Dr. Armon noted that an additional limitation of the study is that an autopsy allows scientists to see the end stage of the disease, and probably does not provide the best understanding of what is happening in the early stages of a chronic neurodegenerative disease.
The Boston investigators reported that TDP-43 immunopathological changes are far more extensive than seen in typical ALS, said Hiroshi Mitsumoto, MD, medical director of the Eleanor and Lou Gehrig MD/ALS Research Center and professor of neurology at the Neurological Institute of Columbia University Medical Center and the New York Presbyterian Hospital. But tau pathology is not seen in sporadic ALS, he said. “We cannot exclude the possibility that this is a coincidence of CTE and ALS.”
“A primary problem with the study was that cases were selected based on a history of head trauma with or without a recent diagnosis of ALS,” said Lucie Bruijn, PhD, chief scientist for the ALS Association. “Given this means of ascertainment, it is not at all surprising that cases with a diagnosis of ALS and head trauma showed neuropathological changes indicative of both ALS and head trauma. To confirm any conclusions about the relationship between head trauma and ALS will require additional research involving a much larger population.”
“We clearly need more clinical research, extensive studies in patients with ALS and trauma,” Dr. Mitsumoto agreed. “A prospective epidemiological investigation must be carried out to see if major trauma or repeated head trauma are associated with motor neuron disease.”

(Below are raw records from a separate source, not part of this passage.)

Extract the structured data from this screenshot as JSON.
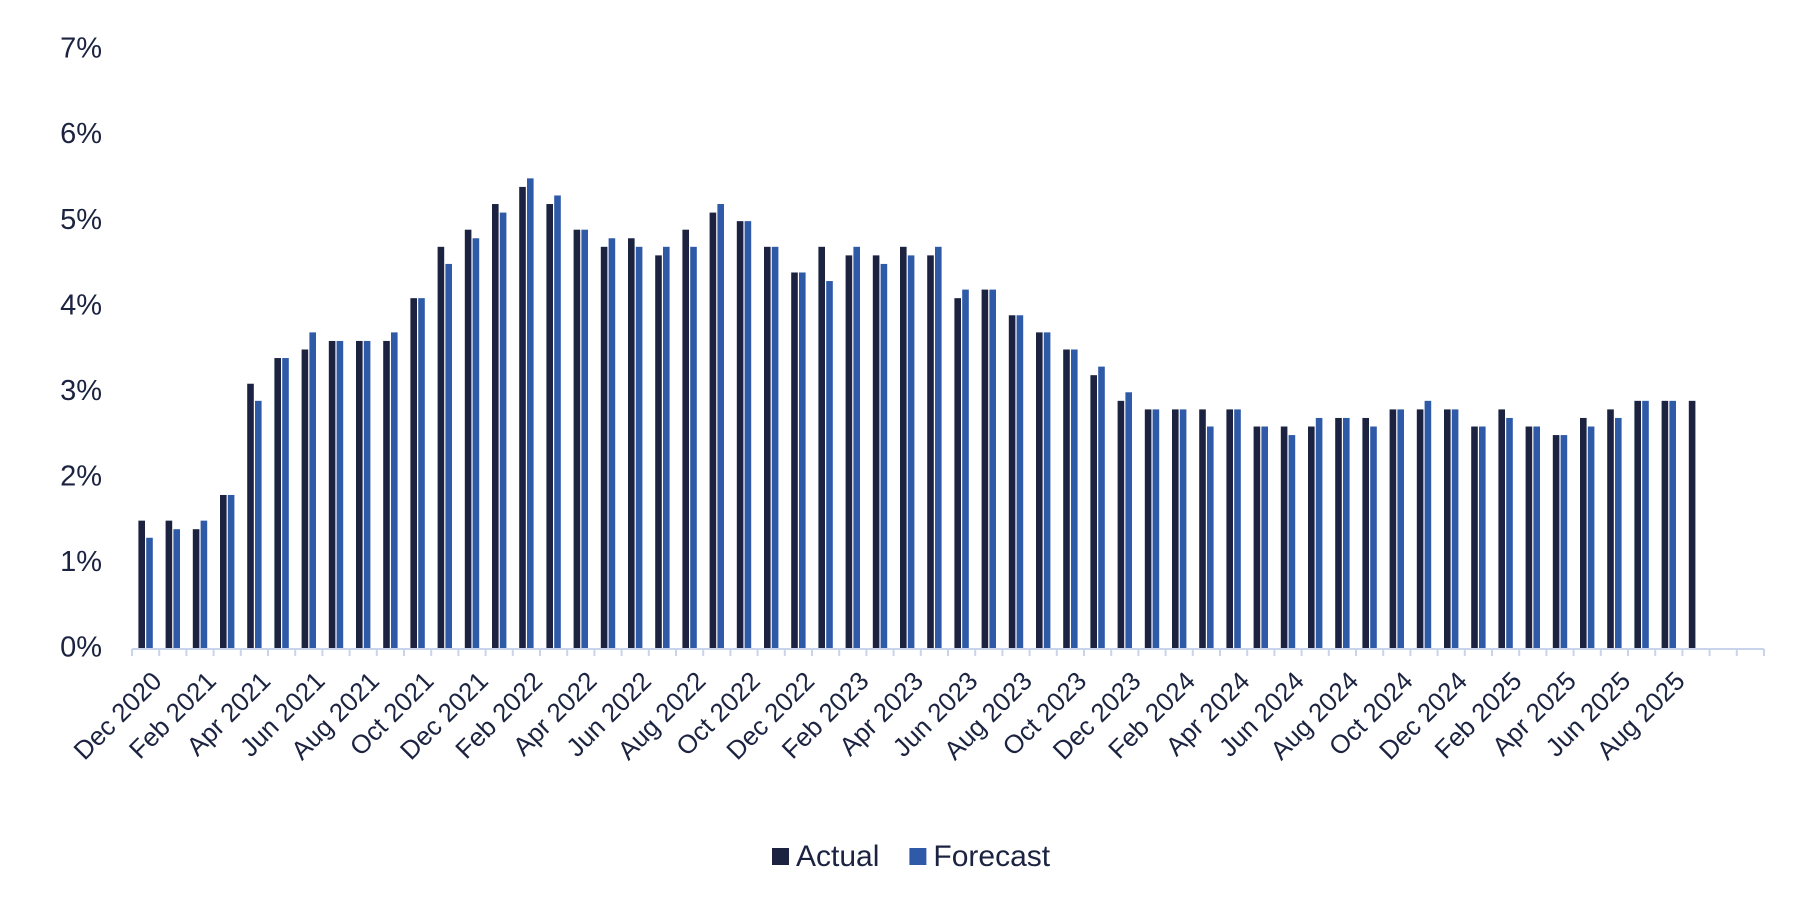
{
  "chart_data": {
    "type": "bar",
    "categories": [
      "Dec 2020",
      null,
      "Feb 2021",
      null,
      "Apr 2021",
      null,
      "Jun 2021",
      null,
      "Aug 2021",
      null,
      "Oct 2021",
      null,
      "Dec 2021",
      null,
      "Feb 2022",
      null,
      "Apr 2022",
      null,
      "Jun 2022",
      null,
      "Aug 2022",
      null,
      "Oct 2022",
      null,
      "Dec 2022",
      null,
      "Feb 2023",
      null,
      "Apr 2023",
      null,
      "Jun 2023",
      null,
      "Aug 2023",
      null,
      "Oct 2023",
      null,
      "Dec 2023",
      null,
      "Feb 2024",
      null,
      "Apr 2024",
      null,
      "Jun 2024",
      null,
      "Aug 2024",
      null,
      "Oct 2024",
      null,
      "Dec 2024",
      null,
      "Feb 2025",
      null,
      "Apr 2025",
      null,
      "Jun 2025",
      null,
      "Aug 2025",
      null
    ],
    "series": [
      {
        "name": "Actual",
        "color": "#1b2340",
        "values": [
          1.5,
          1.5,
          1.4,
          1.8,
          3.1,
          3.4,
          3.5,
          3.6,
          3.6,
          3.6,
          4.1,
          4.7,
          4.9,
          5.2,
          5.4,
          5.2,
          4.9,
          4.7,
          4.8,
          4.6,
          4.9,
          5.1,
          5.0,
          4.7,
          4.4,
          4.7,
          4.6,
          4.6,
          4.7,
          4.6,
          4.1,
          4.2,
          3.9,
          3.7,
          3.5,
          3.2,
          2.9,
          2.8,
          2.8,
          2.8,
          2.8,
          2.6,
          2.6,
          2.6,
          2.7,
          2.7,
          2.8,
          2.8,
          2.8,
          2.6,
          2.8,
          2.6,
          2.5,
          2.7,
          2.8,
          2.9,
          2.9,
          2.9
        ]
      },
      {
        "name": "Forecast",
        "color": "#2f5aa8",
        "values": [
          1.3,
          1.4,
          1.5,
          1.8,
          2.9,
          3.4,
          3.7,
          3.6,
          3.6,
          3.7,
          4.1,
          4.5,
          4.8,
          5.1,
          5.5,
          5.3,
          4.9,
          4.8,
          4.7,
          4.7,
          4.7,
          5.2,
          5.0,
          4.7,
          4.4,
          4.3,
          4.7,
          4.5,
          4.6,
          4.7,
          4.2,
          4.2,
          3.9,
          3.7,
          3.5,
          3.3,
          3.0,
          2.8,
          2.8,
          2.6,
          2.8,
          2.6,
          2.5,
          2.7,
          2.7,
          2.6,
          2.8,
          2.9,
          2.8,
          2.6,
          2.7,
          2.6,
          2.5,
          2.6,
          2.7,
          2.9,
          2.9,
          null
        ]
      }
    ],
    "ylim": [
      0,
      7
    ],
    "yticks": [
      {
        "value": 0,
        "label": "0%"
      },
      {
        "value": 1,
        "label": "1%"
      },
      {
        "value": 2,
        "label": "2%"
      },
      {
        "value": 3,
        "label": "3%"
      },
      {
        "value": 4,
        "label": "4%"
      },
      {
        "value": 5,
        "label": "5%"
      },
      {
        "value": 6,
        "label": "6%"
      },
      {
        "value": 7,
        "label": "7%"
      }
    ],
    "grid": false,
    "legend": "bottom"
  }
}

Robert G. Miller, MD, program director of the Forbes Norris MDA/ALS Research Center at the California Pacific Medical Center, said that it is possible that many roads can converge on ALS. If trauma does increase the risk for ALS it would not be a new disease but one more possible trigger.

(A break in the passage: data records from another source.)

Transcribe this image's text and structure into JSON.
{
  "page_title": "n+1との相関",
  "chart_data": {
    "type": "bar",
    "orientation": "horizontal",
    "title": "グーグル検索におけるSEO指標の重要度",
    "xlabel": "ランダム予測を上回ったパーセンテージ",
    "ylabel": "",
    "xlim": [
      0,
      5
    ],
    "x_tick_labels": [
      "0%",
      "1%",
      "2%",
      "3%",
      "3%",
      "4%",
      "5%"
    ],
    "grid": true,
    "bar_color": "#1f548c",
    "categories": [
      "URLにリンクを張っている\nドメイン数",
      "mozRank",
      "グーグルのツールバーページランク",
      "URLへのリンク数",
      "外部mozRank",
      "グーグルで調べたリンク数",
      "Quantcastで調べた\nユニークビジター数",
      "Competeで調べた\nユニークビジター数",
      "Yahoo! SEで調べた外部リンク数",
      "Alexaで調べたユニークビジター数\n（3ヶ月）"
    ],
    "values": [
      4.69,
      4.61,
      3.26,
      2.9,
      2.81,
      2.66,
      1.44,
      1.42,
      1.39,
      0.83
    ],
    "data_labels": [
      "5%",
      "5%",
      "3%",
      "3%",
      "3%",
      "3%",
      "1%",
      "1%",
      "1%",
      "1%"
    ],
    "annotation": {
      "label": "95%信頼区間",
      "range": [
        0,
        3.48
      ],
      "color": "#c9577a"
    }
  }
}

“The scientists have posed an interesting hypothesis but they have by no means proven a relationship between CTE and ALS,” said Dr. Miller. “There is no indication that head trauma selectively damages the motor neurons. It is just wrong to imply that people with ALS might have CTE based on this small unconvincing study.”
WHAT ABOUT LOU GEHRIG?
Dr. Armon said that he has fielded queries from his patients about whether concussions or other brain trauma could cause ALS. Also, many of his colleagues have raised concern about the interpretation that Lou Gehrig may not have had ALS. “Such an interpretation is not in keeping with the data” of this study,” he said. “There will have to be a major effort to set the scientific record straight. Nothing in the paper shakes my belief that Lou Gehrig had ALS.”

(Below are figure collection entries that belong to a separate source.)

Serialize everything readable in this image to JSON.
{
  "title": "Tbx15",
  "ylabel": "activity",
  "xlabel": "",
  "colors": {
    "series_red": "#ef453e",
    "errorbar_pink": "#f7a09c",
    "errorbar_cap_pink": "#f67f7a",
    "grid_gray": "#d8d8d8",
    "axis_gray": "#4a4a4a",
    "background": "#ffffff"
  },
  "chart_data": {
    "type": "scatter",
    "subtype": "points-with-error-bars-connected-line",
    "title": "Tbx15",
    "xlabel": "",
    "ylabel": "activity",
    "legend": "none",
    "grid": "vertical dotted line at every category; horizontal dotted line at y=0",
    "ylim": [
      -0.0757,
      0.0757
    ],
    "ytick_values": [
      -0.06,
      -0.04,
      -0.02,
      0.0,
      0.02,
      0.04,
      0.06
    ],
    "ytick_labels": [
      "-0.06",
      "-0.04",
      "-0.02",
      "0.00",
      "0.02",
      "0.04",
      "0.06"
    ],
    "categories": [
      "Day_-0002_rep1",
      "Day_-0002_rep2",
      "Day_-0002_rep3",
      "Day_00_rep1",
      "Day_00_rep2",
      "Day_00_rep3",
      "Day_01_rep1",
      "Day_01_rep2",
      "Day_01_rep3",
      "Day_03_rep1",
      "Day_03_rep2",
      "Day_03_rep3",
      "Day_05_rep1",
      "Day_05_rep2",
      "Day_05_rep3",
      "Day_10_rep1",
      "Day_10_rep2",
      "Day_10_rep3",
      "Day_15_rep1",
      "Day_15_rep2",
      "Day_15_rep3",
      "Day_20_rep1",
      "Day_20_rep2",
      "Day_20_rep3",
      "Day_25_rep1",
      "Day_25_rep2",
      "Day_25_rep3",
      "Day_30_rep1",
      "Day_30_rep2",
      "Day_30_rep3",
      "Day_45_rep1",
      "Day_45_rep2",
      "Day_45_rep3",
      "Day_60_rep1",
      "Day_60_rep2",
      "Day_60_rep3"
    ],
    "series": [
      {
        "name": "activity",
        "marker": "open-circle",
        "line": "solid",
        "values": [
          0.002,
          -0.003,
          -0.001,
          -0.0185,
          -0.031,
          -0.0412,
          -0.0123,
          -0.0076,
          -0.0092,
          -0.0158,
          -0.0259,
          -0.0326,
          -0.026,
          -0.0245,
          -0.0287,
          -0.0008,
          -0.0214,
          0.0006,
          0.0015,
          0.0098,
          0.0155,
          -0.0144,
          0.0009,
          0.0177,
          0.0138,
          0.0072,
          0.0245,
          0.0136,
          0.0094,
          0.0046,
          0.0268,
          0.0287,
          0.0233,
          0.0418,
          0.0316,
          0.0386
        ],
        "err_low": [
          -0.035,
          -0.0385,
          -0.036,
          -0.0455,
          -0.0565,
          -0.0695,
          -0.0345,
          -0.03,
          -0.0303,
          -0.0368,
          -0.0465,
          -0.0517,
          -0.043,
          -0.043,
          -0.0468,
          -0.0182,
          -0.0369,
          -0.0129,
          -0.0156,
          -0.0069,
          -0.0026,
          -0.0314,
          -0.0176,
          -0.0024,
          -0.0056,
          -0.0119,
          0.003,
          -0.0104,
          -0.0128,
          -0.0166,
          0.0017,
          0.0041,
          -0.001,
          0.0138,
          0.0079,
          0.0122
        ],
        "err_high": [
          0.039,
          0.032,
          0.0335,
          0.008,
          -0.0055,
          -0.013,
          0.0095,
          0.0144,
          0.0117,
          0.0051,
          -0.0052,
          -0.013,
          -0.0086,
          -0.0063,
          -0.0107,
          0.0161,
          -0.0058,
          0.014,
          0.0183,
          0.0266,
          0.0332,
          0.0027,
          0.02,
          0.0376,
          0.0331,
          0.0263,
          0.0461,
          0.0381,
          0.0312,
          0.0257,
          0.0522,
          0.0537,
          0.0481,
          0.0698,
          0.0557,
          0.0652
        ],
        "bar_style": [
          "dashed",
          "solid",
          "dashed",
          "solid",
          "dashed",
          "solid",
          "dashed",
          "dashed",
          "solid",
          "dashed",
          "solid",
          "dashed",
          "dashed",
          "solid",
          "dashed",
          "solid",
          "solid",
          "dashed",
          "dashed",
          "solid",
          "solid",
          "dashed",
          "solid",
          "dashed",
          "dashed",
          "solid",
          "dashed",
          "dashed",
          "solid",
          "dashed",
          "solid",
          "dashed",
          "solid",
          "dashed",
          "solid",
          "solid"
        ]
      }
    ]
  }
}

ALS doctors fielding calls agree. “I remain concerned about this paper and the confusion it will inevitably stir in my patients,” said Leo McCluskey, MD, associate professor of neurology at the University of Pennsylvania. “They are taking this way too far.”
ARTICLE IN BRIEF
A new paper suggesting an association between chronic traumatic encephalopathy and motor neuron disease is the subject for debate among ALS and movement disorders experts.